Obviously generating classifications at random isn't the way to go. Now we'll use gradient descent to iteratively improve the weights of our network and hopefully improve our classification accuracy.

If $y$ is some true label and $\mathbf{p}$ are the estimated class probabilities from our network, then our loss function for a single training example can be written as $$L(y, \mathbf{p}) = -\log p_y,$$ that is, the negative log of the predicted probability for the true class: 0 if our predicted probability was 1, and $+\infty$ if it was 0. In order to perform gradient descent, we'll need the derivatives of the loss with respect to all of our model parameters^*. We can compute these derivatives via the backpropagation (effectively just the chain rule)^**: $$ \begin{aligned} \frac{\partial L}{\partial z_k} &= p_k - \text{\{1 if $y=k$, 0 otherwise\}} \\ \frac{\partial L}{\partial W_2} &= \mathbf{h} \left(\frac{\partial L}{\partial \mathbf{z}}\right)^T \\ \frac{\partial L}{\partial \mathbf{b}_2} &= \frac{\partial L}{\partial \mathbf{z}}\\ \frac{\partial L}{\partial \mathbf{h}} &= W_2 \frac{\partial L}{\partial \mathbf{z}} \circ f'(\mathbf{h}) \\ \frac{\partial L}{\partial W_1} &= \mathbf{x} \left(\frac{\partial L}{\partial \mathbf{h}}\right)^T\\ \frac{\partial L}{\partial \mathbf{b}_1} &= \frac{\partial L}{\partial \mathbf{h}}\\ \end{aligned} $$ Even for very deep or complicated networks, the gradient of the loss function can always be decomposed in this way, one connection at a time.

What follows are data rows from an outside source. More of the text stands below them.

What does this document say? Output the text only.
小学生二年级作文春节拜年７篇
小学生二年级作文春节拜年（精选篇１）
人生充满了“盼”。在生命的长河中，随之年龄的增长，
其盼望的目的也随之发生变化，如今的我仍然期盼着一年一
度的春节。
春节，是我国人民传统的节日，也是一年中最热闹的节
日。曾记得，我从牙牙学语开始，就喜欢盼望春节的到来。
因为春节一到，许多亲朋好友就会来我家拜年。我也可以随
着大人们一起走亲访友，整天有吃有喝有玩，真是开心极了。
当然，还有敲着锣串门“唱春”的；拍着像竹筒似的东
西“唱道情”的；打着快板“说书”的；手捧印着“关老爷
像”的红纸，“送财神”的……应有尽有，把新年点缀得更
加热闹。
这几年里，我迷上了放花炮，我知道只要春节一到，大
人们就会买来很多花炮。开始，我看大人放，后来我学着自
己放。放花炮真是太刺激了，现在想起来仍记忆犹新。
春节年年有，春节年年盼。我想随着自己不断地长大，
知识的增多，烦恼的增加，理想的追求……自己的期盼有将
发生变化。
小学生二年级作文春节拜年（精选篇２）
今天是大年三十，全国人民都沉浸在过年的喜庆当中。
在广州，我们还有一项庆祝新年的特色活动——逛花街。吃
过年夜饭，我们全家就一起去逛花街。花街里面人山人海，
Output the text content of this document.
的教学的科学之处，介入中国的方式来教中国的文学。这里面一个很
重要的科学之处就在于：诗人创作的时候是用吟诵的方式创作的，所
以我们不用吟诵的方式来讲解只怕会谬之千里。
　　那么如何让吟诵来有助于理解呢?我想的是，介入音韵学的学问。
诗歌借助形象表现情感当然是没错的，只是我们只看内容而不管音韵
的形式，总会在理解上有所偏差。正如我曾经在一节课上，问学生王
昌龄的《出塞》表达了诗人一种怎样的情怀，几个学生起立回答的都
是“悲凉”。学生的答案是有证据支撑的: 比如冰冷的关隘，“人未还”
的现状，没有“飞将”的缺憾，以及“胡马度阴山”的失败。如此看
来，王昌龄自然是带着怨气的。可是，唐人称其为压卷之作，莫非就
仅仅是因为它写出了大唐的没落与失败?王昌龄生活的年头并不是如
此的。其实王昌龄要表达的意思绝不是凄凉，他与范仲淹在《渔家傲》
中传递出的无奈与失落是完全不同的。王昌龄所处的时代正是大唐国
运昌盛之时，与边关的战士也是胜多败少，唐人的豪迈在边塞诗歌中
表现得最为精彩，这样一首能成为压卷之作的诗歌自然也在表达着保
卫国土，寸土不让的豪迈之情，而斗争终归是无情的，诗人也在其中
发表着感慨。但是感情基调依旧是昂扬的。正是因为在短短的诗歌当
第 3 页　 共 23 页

The actual quantity we wish to minimize is the sum of this loss value over all the samples in our data set. The gradient of this total loss is just the sum of the gradient for each sample.

2a) Implement `fit` function

Our gradient descent training consists of the following steps:

Compute loss gradient with respect to model parameters using dloss. Note: for the sake of efficiency, this function returns the sum of the gradient of over all samples, so you should pass in the entire dataset.
Update model parameters as $W_i \leftarrow W_i - \alpha\frac{\partial{L}}{\partial W_i}$ and $\mathbf{b}_i \leftarrow \mathbf{b}_i - \alpha\frac{\partial{L}}{\partial \mathbf{b}_i}$, where $\alpha$ is some chosen step size.
Repeat for num_iter iterations.

Implement these steps in the fit function above. Check that the loss function is decreasing, either by occasionaly printing the loss value or by returning the losses from each step and plotting the trajectory.

2b) Examine predictions for fitted model

Train a model and examine the predictions using visualize_predictions. Repeat for a few combinations hidden layer sizes, gradient descent step sizes, and numbers of training iterations. What's the best accuracy you can achieve? How does the loss curve change with the step size?



In [6]:

    
# Initialize model, train on sample data, and visualize predictions for part 2b:
pass

2c) (optional) Numerically check the gradient implementation in `dloss`

This is an extremely important step when coding derivatives by hand: check the gradients returned by dloss by perturbing a single weight value by $\epsilon$ and comparing the resulting change in loss to what you'd expect from the gradient.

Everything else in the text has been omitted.